How can the Economist -- expensive, few ads, limited online presence -- be thriving in the digital age when so many other weekly news magazines are in trouble? The Atlantic makes an intriguing point about the value of insight as opposed to simply offering lots of info:
Now that information is infinitely replicable and pervasive, original reporting will never again receive its due. The real value of the Economist lies in its smart analysis of everything it deems worth knowing—and smart packaging, which may be the last truly unique attribute in the digital age.
I'm not sure I'd go that far. Someone still has to go out there and do original reporting. But "original reporting" is not stenography. The task of relating informaiton from a press conference or event has become commodity news, and that field is overcrowded. Now that it's so easy to see reports from so many sources about, say, a presidential press conference or major vendor product announcement, you can find hundreds of similar stories about such things. How many are actually needed? Some, without question. But I doubt we need the number we have now.
Successful publishers must either find less crowded niches or more useful way of serving broader markets. Those who want to play in the breaking news space must also deliver authoritative, useful analysis. That's also "original reporting."

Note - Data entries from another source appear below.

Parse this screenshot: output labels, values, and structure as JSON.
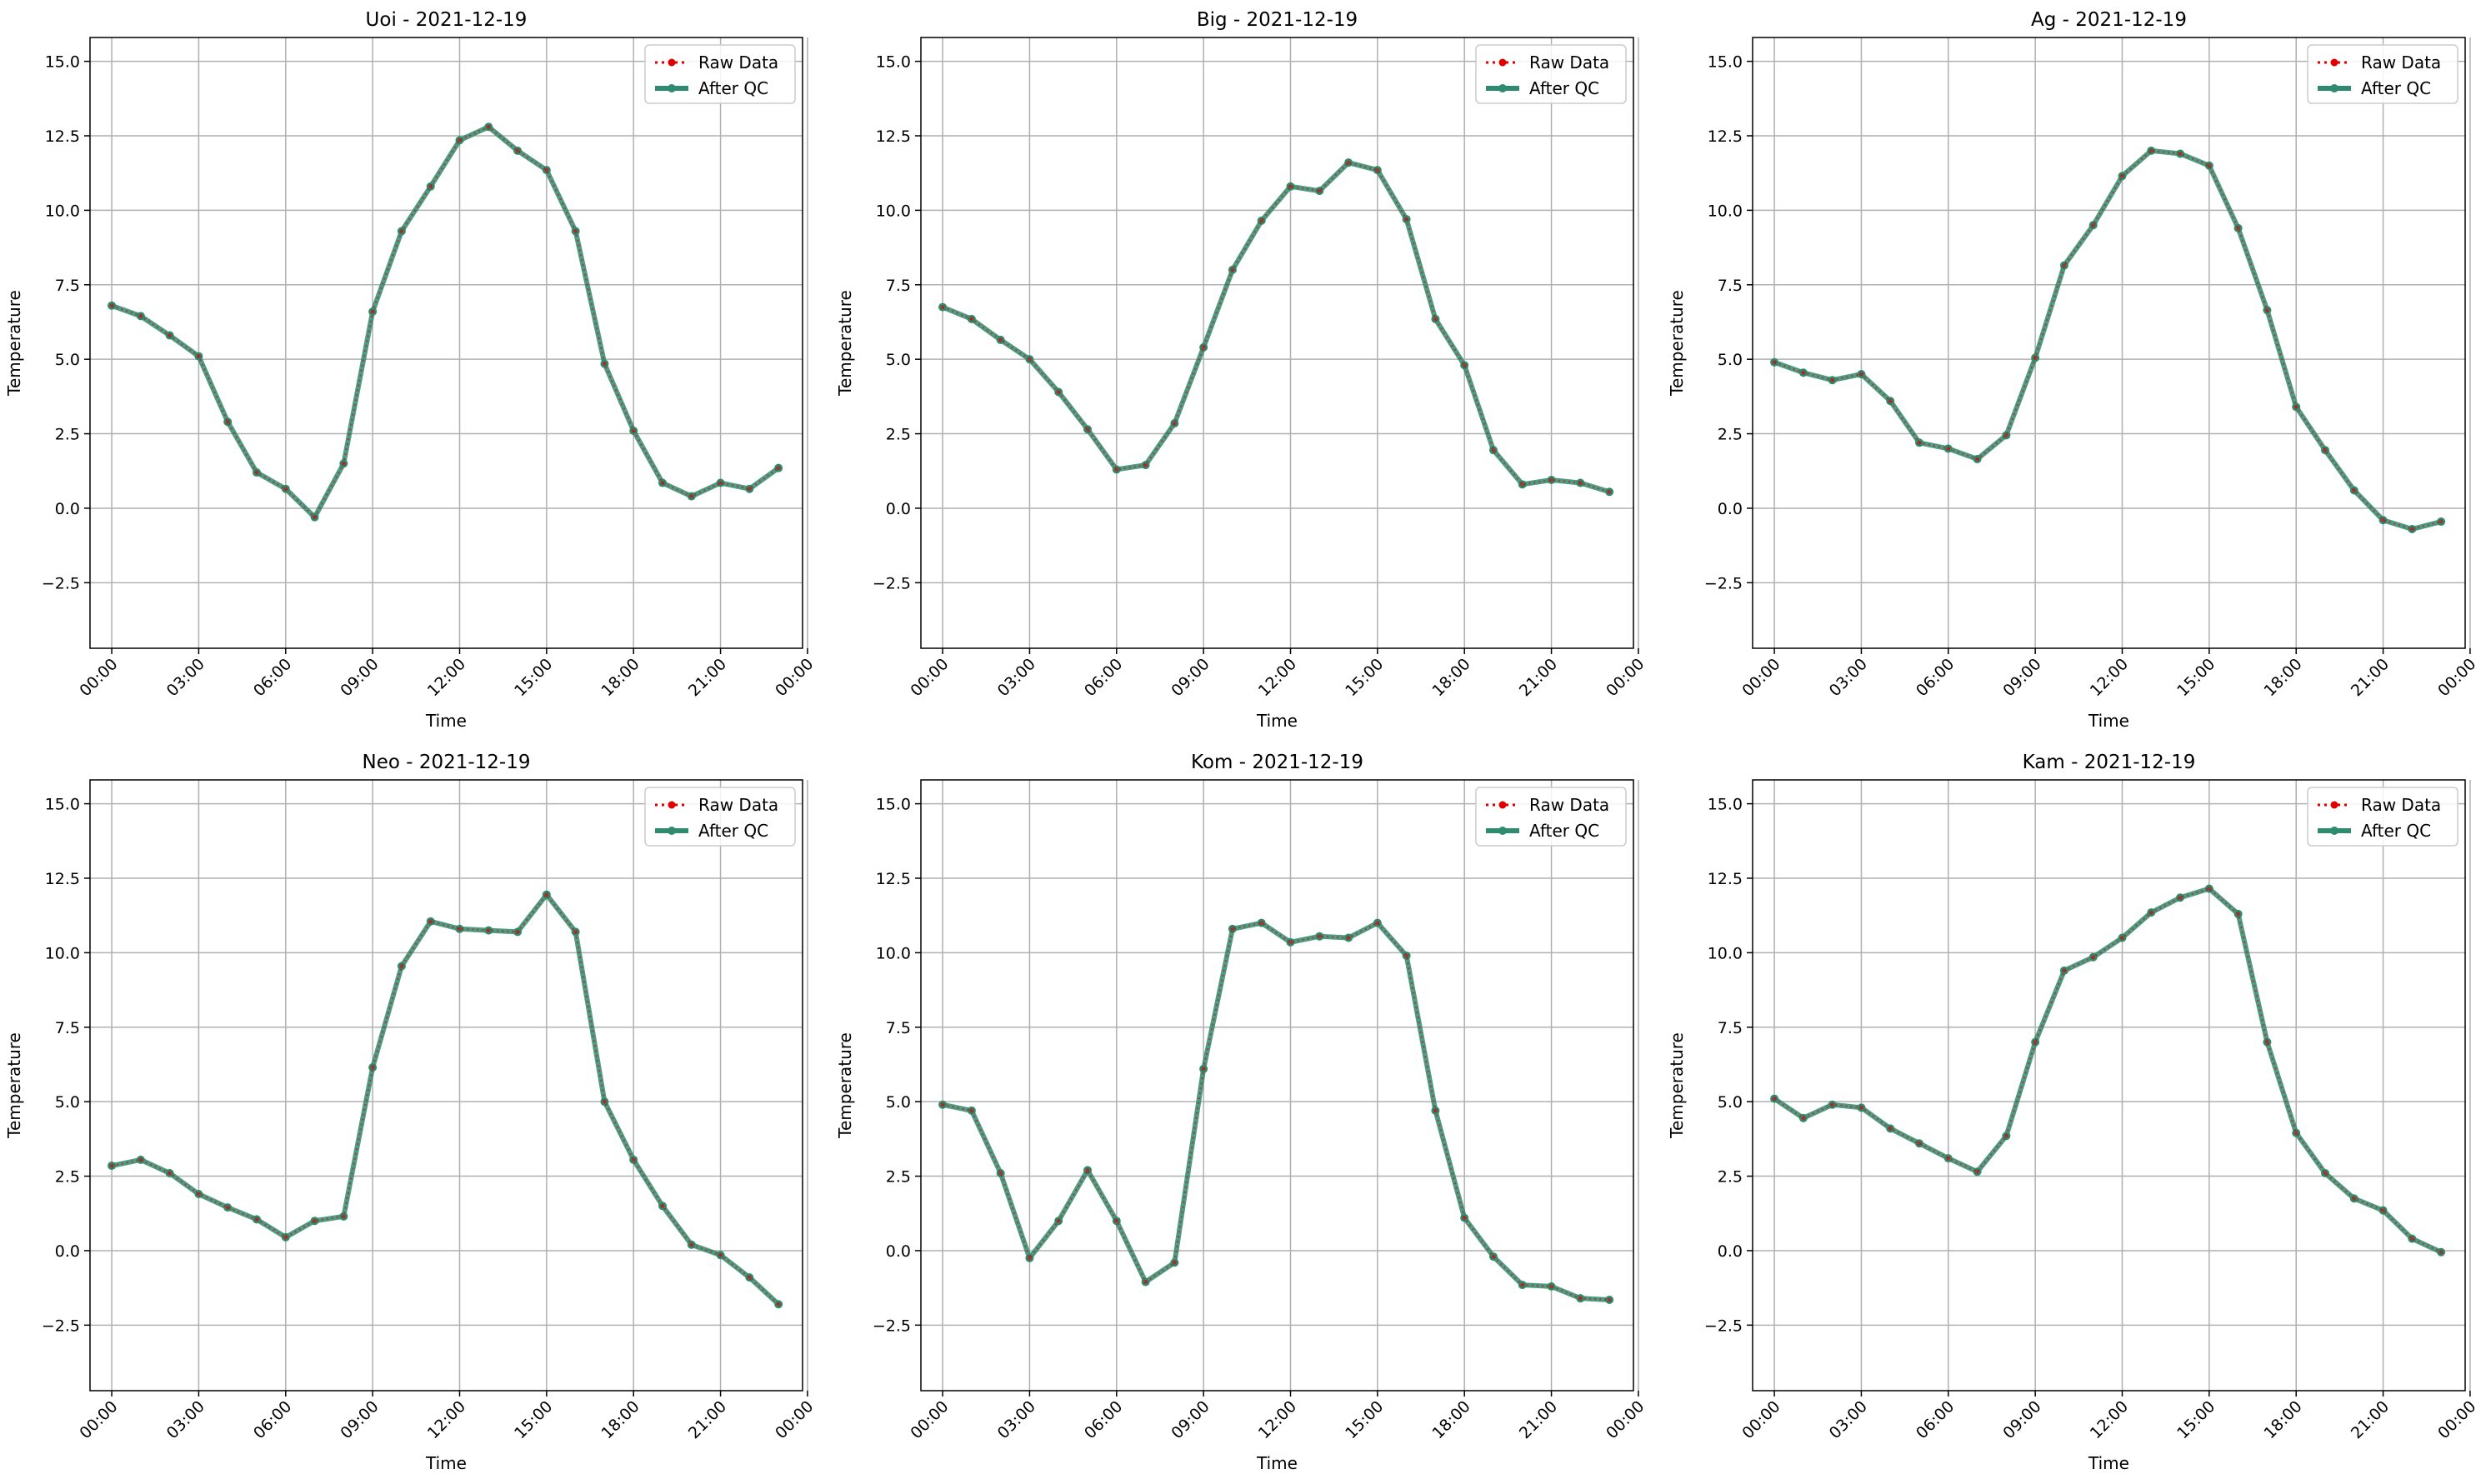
{
  "chart_data": [
    {
      "type": "line",
      "title": "Uoi - 2021-12-19",
      "xlabel": "Time",
      "ylabel": "Temperature",
      "ylim": [
        -4.7,
        15.8
      ],
      "yticks": [
        "−2.5",
        "0.0",
        "2.5",
        "5.0",
        "7.5",
        "10.0",
        "12.5",
        "15.0"
      ],
      "xticks": [
        "00:00",
        "03:00",
        "06:00",
        "09:00",
        "12:00",
        "15:00",
        "18:00",
        "21:00",
        "00:00"
      ],
      "x": [
        0,
        1,
        2,
        3,
        4,
        5,
        6,
        7,
        8,
        9,
        10,
        11,
        12,
        13,
        14,
        15,
        16,
        17,
        18,
        19,
        20,
        21,
        22,
        23
      ],
      "series": [
        {
          "name": "Raw Data",
          "values": [
            6.8,
            6.45,
            5.8,
            5.1,
            2.9,
            1.2,
            0.65,
            -0.3,
            1.5,
            6.6,
            9.3,
            10.8,
            12.35,
            12.8,
            12.0,
            11.35,
            9.3,
            4.85,
            2.6,
            0.85,
            0.4,
            0.85,
            0.65,
            1.35
          ]
        },
        {
          "name": "After QC",
          "values": [
            6.8,
            6.45,
            5.8,
            5.1,
            2.9,
            1.2,
            0.65,
            -0.3,
            1.5,
            6.6,
            9.3,
            10.8,
            12.35,
            12.8,
            12.0,
            11.35,
            9.3,
            4.85,
            2.6,
            0.85,
            0.4,
            0.85,
            0.65,
            1.35
          ]
        }
      ],
      "grid": true,
      "legend": "top-right"
    },
    {
      "type": "line",
      "title": "Big - 2021-12-19",
      "xlabel": "Time",
      "ylabel": "Temperature",
      "ylim": [
        -4.7,
        15.8
      ],
      "yticks": [
        "−2.5",
        "0.0",
        "2.5",
        "5.0",
        "7.5",
        "10.0",
        "12.5",
        "15.0"
      ],
      "xticks": [
        "00:00",
        "03:00",
        "06:00",
        "09:00",
        "12:00",
        "15:00",
        "18:00",
        "21:00",
        "00:00"
      ],
      "x": [
        0,
        1,
        2,
        3,
        4,
        5,
        6,
        7,
        8,
        9,
        10,
        11,
        12,
        13,
        14,
        15,
        16,
        17,
        18,
        19,
        20,
        21,
        22,
        23
      ],
      "series": [
        {
          "name": "Raw Data",
          "values": [
            6.75,
            6.35,
            5.65,
            5.0,
            3.9,
            2.65,
            1.3,
            1.45,
            2.85,
            5.4,
            8.0,
            9.65,
            10.8,
            10.65,
            11.6,
            11.35,
            9.7,
            6.35,
            4.8,
            1.95,
            0.8,
            0.95,
            0.85,
            0.55
          ]
        },
        {
          "name": "After QC",
          "values": [
            6.75,
            6.35,
            5.65,
            5.0,
            3.9,
            2.65,
            1.3,
            1.45,
            2.85,
            5.4,
            8.0,
            9.65,
            10.8,
            10.65,
            11.6,
            11.35,
            9.7,
            6.35,
            4.8,
            1.95,
            0.8,
            0.95,
            0.85,
            0.55
          ]
        }
      ],
      "grid": true,
      "legend": "top-right"
    },
    {
      "type": "line",
      "title": "Ag - 2021-12-19",
      "xlabel": "Time",
      "ylabel": "Temperature",
      "ylim": [
        -4.7,
        15.8
      ],
      "yticks": [
        "−2.5",
        "0.0",
        "2.5",
        "5.0",
        "7.5",
        "10.0",
        "12.5",
        "15.0"
      ],
      "xticks": [
        "00:00",
        "03:00",
        "06:00",
        "09:00",
        "12:00",
        "15:00",
        "18:00",
        "21:00",
        "00:00"
      ],
      "x": [
        0,
        1,
        2,
        3,
        4,
        5,
        6,
        7,
        8,
        9,
        10,
        11,
        12,
        13,
        14,
        15,
        16,
        17,
        18,
        19,
        20,
        21,
        22,
        23
      ],
      "series": [
        {
          "name": "Raw Data",
          "values": [
            4.9,
            4.55,
            4.3,
            4.5,
            3.6,
            2.2,
            2.0,
            1.65,
            2.45,
            5.05,
            8.15,
            9.5,
            11.15,
            12.0,
            11.9,
            11.5,
            9.4,
            6.65,
            3.4,
            1.95,
            0.6,
            -0.4,
            -0.7,
            -0.45
          ]
        },
        {
          "name": "After QC",
          "values": [
            4.9,
            4.55,
            4.3,
            4.5,
            3.6,
            2.2,
            2.0,
            1.65,
            2.45,
            5.05,
            8.15,
            9.5,
            11.15,
            12.0,
            11.9,
            11.5,
            9.4,
            6.65,
            3.4,
            1.95,
            0.6,
            -0.4,
            -0.7,
            -0.45
          ]
        }
      ],
      "grid": true,
      "legend": "top-right"
    },
    {
      "type": "line",
      "title": "Neo - 2021-12-19",
      "xlabel": "Time",
      "ylabel": "Temperature",
      "ylim": [
        -4.7,
        15.8
      ],
      "yticks": [
        "−2.5",
        "0.0",
        "2.5",
        "5.0",
        "7.5",
        "10.0",
        "12.5",
        "15.0"
      ],
      "xticks": [
        "00:00",
        "03:00",
        "06:00",
        "09:00",
        "12:00",
        "15:00",
        "18:00",
        "21:00",
        "00:00"
      ],
      "x": [
        0,
        1,
        2,
        3,
        4,
        5,
        6,
        7,
        8,
        9,
        10,
        11,
        12,
        13,
        14,
        15,
        16,
        17,
        18,
        19,
        20,
        21,
        22,
        23
      ],
      "series": [
        {
          "name": "Raw Data",
          "values": [
            2.85,
            3.05,
            2.6,
            1.9,
            1.45,
            1.05,
            0.45,
            1.0,
            1.15,
            6.15,
            9.55,
            11.05,
            10.8,
            10.75,
            10.7,
            11.95,
            10.7,
            5.0,
            3.05,
            1.5,
            0.2,
            -0.15,
            -0.9,
            -1.8
          ]
        },
        {
          "name": "After QC",
          "values": [
            2.85,
            3.05,
            2.6,
            1.9,
            1.45,
            1.05,
            0.45,
            1.0,
            1.15,
            6.15,
            9.55,
            11.05,
            10.8,
            10.75,
            10.7,
            11.95,
            10.7,
            5.0,
            3.05,
            1.5,
            0.2,
            -0.15,
            -0.9,
            -1.8
          ]
        }
      ],
      "grid": true,
      "legend": "top-right"
    },
    {
      "type": "line",
      "title": "Kom - 2021-12-19",
      "xlabel": "Time",
      "ylabel": "Temperature",
      "ylim": [
        -4.7,
        15.8
      ],
      "yticks": [
        "−2.5",
        "0.0",
        "2.5",
        "5.0",
        "7.5",
        "10.0",
        "12.5",
        "15.0"
      ],
      "xticks": [
        "00:00",
        "03:00",
        "06:00",
        "09:00",
        "12:00",
        "15:00",
        "18:00",
        "21:00",
        "00:00"
      ],
      "x": [
        0,
        1,
        2,
        3,
        4,
        5,
        6,
        7,
        8,
        9,
        10,
        11,
        12,
        13,
        14,
        15,
        16,
        17,
        18,
        19,
        20,
        21,
        22,
        23
      ],
      "series": [
        {
          "name": "Raw Data",
          "values": [
            4.9,
            4.7,
            2.6,
            -0.25,
            1.0,
            2.7,
            1.0,
            -1.05,
            -0.4,
            6.1,
            10.8,
            11.0,
            10.35,
            10.55,
            10.5,
            11.0,
            9.9,
            4.7,
            1.1,
            -0.2,
            -1.15,
            -1.2,
            -1.6,
            -1.65
          ]
        },
        {
          "name": "After QC",
          "values": [
            4.9,
            4.7,
            2.6,
            -0.25,
            1.0,
            2.7,
            1.0,
            -1.05,
            -0.4,
            6.1,
            10.8,
            11.0,
            10.35,
            10.55,
            10.5,
            11.0,
            9.9,
            4.7,
            1.1,
            -0.2,
            -1.15,
            -1.2,
            -1.6,
            -1.65
          ]
        }
      ],
      "grid": true,
      "legend": "top-right"
    },
    {
      "type": "line",
      "title": "Kam - 2021-12-19",
      "xlabel": "Time",
      "ylabel": "Temperature",
      "ylim": [
        -4.7,
        15.8
      ],
      "yticks": [
        "−2.5",
        "0.0",
        "2.5",
        "5.0",
        "7.5",
        "10.0",
        "12.5",
        "15.0"
      ],
      "xticks": [
        "00:00",
        "03:00",
        "06:00",
        "09:00",
        "12:00",
        "15:00",
        "18:00",
        "21:00",
        "00:00"
      ],
      "x": [
        0,
        1,
        2,
        3,
        4,
        5,
        6,
        7,
        8,
        9,
        10,
        11,
        12,
        13,
        14,
        15,
        16,
        17,
        18,
        19,
        20,
        21,
        22,
        23
      ],
      "series": [
        {
          "name": "Raw Data",
          "values": [
            5.1,
            4.45,
            4.9,
            4.8,
            4.1,
            3.6,
            3.1,
            2.65,
            3.85,
            7.0,
            9.4,
            9.85,
            10.5,
            11.35,
            11.85,
            12.15,
            11.3,
            7.0,
            3.95,
            2.6,
            1.75,
            1.35,
            0.4,
            -0.05
          ]
        },
        {
          "name": "After QC",
          "values": [
            5.1,
            4.45,
            4.9,
            4.8,
            4.1,
            3.6,
            3.1,
            2.65,
            3.85,
            7.0,
            9.4,
            9.85,
            10.5,
            11.35,
            11.85,
            12.15,
            11.3,
            7.0,
            3.95,
            2.6,
            1.75,
            1.35,
            0.4,
            -0.05
          ]
        }
      ],
      "grid": true,
      "legend": "top-right"
    }
  ],
  "colors": {
    "raw": "#e00000",
    "qc": "#2e8b6f",
    "grid": "#b0b0b0",
    "axes": "#000000",
    "legend_border": "#cccccc"
  }
}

The biggest favor we can do for our audience is to help them deal with information overload. People already have plenty of random acts of information. Ultimately, we need to respond to the same questions I was asking reporters to answer 20 years ago:
Why does this matter?
Those are the questions the Economist helps its readers answer, and what those of us publishing in any format must address if we expect our audience to invest their time in what we do.